On Monday, U.S. forces captured an Iraqi colonel in one tunnel who was calling in artillery fire from his hideout.

Also at the airport, a Knight-Ridder news service report described 30 men from 1st Platoon Apache Company entering a tunnel through a "Staff only" doorway below the airport's baggage claim. They found a corridor six meters high and six meters wide (20 x 20 feet) that stretched for hundreds of meters (yards) in each direction - but no Iraqis.

Reports, some stretching back years, allege the existence of tunnels and bunkers built by Serbian, German or Chinese engineering firms, leading from palaces to secret hideaways and more.

U.S. Defense Secretary Donald Rumsfeld repeated those claims in December, arguing the futility of U.N. searches for weapons of mass destruction.

"They've got enormous miles and miles and miles of underground tunneling," Rumsfeld said. "I don't know how inspectors on the surface of the Earth can even know what's going on in the underground facilities."

Hussein al-Shahristani, a scientist who was imprisoned by Saddam and fled during the 1991 Gulf War, told CBS' "60 Minutes" in February that plans originally called for a subway beneath Baghdad.

Saddam "got all the drawings; he told his military, `Go ahead and do them but not for a metro, for our weapons of mass destruction. We can hide them, move them around,'" al-Shahristani said. "We believe now it is more than 100 kilometers (60 miles) of very complex network, multilayer tunnels."

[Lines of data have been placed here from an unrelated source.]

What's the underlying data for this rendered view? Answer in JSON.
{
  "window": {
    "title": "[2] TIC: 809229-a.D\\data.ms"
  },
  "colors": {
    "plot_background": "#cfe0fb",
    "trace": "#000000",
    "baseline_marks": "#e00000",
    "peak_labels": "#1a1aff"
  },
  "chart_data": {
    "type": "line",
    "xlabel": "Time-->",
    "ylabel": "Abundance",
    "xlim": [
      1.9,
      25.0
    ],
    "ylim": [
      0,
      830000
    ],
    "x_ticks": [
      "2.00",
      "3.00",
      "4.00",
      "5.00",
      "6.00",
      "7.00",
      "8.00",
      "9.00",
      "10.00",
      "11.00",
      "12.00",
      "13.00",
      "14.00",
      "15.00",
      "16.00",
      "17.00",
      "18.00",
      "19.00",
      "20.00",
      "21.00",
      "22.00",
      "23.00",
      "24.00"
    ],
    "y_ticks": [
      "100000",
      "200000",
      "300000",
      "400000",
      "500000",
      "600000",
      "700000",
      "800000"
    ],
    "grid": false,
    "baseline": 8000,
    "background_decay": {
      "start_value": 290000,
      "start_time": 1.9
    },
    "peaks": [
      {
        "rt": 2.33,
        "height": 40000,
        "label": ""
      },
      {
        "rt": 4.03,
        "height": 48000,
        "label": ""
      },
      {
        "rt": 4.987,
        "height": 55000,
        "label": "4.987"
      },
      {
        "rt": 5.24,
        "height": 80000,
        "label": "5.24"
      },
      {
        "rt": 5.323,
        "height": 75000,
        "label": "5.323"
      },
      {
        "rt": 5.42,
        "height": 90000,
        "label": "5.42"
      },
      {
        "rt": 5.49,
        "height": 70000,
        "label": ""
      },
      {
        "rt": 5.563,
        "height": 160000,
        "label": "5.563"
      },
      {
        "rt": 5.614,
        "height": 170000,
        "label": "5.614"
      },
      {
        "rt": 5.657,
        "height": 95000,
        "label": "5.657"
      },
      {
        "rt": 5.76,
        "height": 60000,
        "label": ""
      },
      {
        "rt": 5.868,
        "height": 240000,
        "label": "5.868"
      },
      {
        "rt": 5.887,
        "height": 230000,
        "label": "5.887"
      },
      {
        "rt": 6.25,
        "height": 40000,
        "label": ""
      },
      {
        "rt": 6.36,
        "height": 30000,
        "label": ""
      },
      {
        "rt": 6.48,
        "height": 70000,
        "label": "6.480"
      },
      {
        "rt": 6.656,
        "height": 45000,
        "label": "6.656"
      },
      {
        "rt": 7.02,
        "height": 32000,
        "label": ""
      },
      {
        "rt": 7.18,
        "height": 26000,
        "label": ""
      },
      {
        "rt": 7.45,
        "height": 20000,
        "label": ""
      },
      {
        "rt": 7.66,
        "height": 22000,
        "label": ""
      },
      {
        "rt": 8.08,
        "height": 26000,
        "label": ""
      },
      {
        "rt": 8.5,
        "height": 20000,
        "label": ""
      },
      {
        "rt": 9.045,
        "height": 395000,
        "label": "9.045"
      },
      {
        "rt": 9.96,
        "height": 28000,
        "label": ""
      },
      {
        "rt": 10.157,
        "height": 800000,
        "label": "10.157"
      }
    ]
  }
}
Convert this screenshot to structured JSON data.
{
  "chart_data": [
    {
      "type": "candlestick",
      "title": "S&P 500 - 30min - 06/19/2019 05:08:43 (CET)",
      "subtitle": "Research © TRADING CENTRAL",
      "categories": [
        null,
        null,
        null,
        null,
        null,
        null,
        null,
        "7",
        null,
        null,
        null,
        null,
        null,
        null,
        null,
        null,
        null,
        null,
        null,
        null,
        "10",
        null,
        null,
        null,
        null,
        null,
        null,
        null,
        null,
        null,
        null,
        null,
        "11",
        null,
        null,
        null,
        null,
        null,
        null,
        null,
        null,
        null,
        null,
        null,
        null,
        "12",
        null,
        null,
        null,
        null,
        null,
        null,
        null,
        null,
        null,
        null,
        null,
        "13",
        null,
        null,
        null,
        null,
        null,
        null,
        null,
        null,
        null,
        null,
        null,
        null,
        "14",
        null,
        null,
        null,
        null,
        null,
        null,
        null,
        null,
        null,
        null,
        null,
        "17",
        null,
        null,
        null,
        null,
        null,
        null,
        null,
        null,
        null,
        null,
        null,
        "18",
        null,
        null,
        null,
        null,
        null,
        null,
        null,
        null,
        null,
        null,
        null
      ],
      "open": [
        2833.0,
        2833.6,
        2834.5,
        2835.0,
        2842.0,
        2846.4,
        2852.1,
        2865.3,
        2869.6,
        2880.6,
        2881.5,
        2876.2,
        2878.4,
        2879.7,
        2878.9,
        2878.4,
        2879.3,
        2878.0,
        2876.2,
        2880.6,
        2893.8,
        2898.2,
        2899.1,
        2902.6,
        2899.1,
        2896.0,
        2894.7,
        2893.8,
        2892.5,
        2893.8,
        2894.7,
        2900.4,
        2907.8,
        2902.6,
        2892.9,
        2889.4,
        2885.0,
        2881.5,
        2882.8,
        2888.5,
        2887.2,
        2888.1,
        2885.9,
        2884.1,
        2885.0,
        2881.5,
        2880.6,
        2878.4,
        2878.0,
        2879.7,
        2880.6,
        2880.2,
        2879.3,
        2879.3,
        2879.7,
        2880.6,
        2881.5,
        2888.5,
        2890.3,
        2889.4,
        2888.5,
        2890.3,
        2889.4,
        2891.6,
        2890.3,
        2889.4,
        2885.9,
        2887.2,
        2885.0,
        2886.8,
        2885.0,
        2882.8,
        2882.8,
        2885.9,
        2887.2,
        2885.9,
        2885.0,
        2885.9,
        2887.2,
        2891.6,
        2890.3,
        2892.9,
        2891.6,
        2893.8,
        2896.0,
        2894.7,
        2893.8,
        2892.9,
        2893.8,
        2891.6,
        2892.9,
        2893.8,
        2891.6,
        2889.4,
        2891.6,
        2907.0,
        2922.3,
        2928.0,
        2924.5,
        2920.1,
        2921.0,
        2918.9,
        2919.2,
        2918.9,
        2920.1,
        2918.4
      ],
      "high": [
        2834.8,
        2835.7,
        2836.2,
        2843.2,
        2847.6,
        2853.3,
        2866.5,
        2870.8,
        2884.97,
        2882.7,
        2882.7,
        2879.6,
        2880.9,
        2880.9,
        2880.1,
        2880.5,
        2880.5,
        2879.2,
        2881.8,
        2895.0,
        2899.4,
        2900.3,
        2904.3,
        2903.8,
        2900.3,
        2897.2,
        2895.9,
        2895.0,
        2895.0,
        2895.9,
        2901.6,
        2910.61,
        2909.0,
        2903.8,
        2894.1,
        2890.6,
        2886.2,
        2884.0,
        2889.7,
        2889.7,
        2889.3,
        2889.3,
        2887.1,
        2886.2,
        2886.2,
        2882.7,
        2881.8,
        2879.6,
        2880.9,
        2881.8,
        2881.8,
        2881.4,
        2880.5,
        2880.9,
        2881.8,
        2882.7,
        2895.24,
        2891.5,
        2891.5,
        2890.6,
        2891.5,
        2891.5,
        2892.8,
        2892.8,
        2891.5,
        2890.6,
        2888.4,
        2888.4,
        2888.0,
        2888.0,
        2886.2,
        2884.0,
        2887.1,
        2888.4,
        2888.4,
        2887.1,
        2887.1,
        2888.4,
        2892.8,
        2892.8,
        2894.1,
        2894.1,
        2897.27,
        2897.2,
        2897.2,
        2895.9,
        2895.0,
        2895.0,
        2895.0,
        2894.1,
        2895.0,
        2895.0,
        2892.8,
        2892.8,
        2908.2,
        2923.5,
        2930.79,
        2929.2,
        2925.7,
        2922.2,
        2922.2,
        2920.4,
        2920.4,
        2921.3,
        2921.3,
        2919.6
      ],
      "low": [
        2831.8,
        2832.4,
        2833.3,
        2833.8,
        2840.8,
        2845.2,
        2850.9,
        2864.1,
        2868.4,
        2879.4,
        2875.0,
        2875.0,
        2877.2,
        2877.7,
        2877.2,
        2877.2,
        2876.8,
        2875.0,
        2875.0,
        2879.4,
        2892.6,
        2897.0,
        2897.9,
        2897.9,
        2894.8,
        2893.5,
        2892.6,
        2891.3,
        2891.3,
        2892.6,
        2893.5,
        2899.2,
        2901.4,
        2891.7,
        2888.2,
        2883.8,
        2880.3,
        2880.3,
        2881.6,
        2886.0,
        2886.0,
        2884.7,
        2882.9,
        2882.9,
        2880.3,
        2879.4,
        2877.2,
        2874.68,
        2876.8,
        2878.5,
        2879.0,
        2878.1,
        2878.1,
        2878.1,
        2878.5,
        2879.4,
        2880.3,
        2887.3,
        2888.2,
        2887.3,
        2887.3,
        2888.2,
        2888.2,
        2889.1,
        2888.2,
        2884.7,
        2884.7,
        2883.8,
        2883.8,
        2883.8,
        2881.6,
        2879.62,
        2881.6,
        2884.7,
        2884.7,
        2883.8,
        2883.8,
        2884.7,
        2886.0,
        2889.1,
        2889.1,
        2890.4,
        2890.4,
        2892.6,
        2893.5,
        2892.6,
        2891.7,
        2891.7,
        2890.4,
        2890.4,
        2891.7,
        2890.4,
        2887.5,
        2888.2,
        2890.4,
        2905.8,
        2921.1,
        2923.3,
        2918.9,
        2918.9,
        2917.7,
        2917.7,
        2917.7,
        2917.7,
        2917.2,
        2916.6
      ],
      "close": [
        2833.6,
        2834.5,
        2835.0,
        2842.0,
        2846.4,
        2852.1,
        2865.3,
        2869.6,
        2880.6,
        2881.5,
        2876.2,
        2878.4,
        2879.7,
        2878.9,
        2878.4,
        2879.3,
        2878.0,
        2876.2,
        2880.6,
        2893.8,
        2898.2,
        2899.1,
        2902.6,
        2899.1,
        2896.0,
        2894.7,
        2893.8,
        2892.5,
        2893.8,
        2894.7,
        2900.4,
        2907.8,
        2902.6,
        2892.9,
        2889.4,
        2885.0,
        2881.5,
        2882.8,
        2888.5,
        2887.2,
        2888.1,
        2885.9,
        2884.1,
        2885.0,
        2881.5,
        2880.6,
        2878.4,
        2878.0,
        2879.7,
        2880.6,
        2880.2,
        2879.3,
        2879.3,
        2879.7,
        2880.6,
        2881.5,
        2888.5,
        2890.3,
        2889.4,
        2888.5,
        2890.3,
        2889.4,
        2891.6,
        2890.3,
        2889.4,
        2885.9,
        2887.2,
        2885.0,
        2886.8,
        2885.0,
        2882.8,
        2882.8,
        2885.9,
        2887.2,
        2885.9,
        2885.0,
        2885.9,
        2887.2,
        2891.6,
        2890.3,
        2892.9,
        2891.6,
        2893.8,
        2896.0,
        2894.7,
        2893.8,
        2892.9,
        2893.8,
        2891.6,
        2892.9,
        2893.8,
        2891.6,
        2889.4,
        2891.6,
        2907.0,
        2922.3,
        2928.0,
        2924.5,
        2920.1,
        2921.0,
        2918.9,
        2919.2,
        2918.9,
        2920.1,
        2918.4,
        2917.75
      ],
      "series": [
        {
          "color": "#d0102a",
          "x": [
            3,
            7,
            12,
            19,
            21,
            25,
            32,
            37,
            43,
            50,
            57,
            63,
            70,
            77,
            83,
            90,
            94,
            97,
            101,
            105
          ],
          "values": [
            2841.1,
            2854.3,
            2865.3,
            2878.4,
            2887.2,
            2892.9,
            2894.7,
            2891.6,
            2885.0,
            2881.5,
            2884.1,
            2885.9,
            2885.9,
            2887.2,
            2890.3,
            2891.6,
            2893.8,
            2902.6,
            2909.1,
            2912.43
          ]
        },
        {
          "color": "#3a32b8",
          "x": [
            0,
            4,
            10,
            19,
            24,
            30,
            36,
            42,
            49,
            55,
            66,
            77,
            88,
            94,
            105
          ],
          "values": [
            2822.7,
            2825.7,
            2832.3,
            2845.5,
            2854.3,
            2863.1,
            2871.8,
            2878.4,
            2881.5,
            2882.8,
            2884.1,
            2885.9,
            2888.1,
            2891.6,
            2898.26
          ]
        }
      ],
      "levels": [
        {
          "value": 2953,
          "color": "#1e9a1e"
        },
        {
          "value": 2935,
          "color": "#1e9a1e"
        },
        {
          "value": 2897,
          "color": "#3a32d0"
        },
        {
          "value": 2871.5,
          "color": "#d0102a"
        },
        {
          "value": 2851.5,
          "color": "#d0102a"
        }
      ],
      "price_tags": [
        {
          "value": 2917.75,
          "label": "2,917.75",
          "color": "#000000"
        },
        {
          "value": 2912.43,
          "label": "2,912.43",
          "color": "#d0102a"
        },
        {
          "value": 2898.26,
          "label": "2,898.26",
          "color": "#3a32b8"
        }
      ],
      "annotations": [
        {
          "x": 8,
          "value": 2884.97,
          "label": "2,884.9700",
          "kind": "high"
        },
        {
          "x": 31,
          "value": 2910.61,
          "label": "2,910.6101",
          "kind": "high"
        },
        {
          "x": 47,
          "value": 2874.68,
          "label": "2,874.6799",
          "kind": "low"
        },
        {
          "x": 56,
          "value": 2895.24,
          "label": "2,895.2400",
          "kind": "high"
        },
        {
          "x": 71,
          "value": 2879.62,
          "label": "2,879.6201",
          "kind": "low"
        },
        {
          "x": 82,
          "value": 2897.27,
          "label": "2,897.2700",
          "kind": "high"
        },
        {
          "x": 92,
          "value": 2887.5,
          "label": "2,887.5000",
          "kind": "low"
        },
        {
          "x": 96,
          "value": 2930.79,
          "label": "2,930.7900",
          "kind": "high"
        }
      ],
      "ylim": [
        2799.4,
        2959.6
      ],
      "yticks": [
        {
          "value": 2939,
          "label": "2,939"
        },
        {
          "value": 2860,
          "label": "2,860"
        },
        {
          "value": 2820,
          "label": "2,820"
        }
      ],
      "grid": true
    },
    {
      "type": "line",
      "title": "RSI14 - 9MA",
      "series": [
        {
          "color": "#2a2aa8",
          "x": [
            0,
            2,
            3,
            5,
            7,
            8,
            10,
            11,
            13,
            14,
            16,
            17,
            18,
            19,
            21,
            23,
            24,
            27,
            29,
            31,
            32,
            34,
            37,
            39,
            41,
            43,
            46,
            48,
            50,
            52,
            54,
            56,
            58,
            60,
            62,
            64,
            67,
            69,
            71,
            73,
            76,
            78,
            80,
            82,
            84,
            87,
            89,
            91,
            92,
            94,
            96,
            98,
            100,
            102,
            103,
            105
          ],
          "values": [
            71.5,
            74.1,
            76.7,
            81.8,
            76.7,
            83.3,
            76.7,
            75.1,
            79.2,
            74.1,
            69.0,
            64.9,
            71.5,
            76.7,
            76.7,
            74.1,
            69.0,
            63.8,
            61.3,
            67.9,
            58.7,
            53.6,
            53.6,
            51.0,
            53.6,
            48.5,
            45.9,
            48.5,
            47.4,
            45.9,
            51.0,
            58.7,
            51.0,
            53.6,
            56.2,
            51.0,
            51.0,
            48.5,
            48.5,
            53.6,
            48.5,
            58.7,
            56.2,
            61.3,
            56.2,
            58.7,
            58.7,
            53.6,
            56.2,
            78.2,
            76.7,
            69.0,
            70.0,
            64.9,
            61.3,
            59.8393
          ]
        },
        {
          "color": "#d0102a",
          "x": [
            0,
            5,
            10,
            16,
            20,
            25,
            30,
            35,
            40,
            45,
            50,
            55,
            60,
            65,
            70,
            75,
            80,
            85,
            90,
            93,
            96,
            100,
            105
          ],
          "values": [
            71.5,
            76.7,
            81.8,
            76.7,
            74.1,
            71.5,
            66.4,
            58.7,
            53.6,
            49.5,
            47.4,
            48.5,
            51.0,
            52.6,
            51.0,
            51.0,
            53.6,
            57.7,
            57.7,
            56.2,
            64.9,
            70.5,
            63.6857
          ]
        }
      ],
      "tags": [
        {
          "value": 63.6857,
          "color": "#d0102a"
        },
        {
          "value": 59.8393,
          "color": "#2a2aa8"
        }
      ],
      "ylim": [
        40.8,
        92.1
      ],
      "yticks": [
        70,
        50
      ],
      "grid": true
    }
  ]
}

But al-Shahristani never saw the tunnels himself, he said.

Few have, said Patrick Garrett of Globalsecurity.org, a military affairs think tank. "There is tons of conjecture on this subject right now," he said, but "there's been no official confirmation or official imagery."

After encountering the caves used by al-Qaida and the Taliban in Afghanistan and the rumors of tunnels here, the U.S. military took steps to ready their troops.

A site with kilometers (miles) of old mining caves in the Mojave Desert in Southern California was turned into a Tunnel Warfare Center in 2001, training U.S. troops in the challenges posed underground.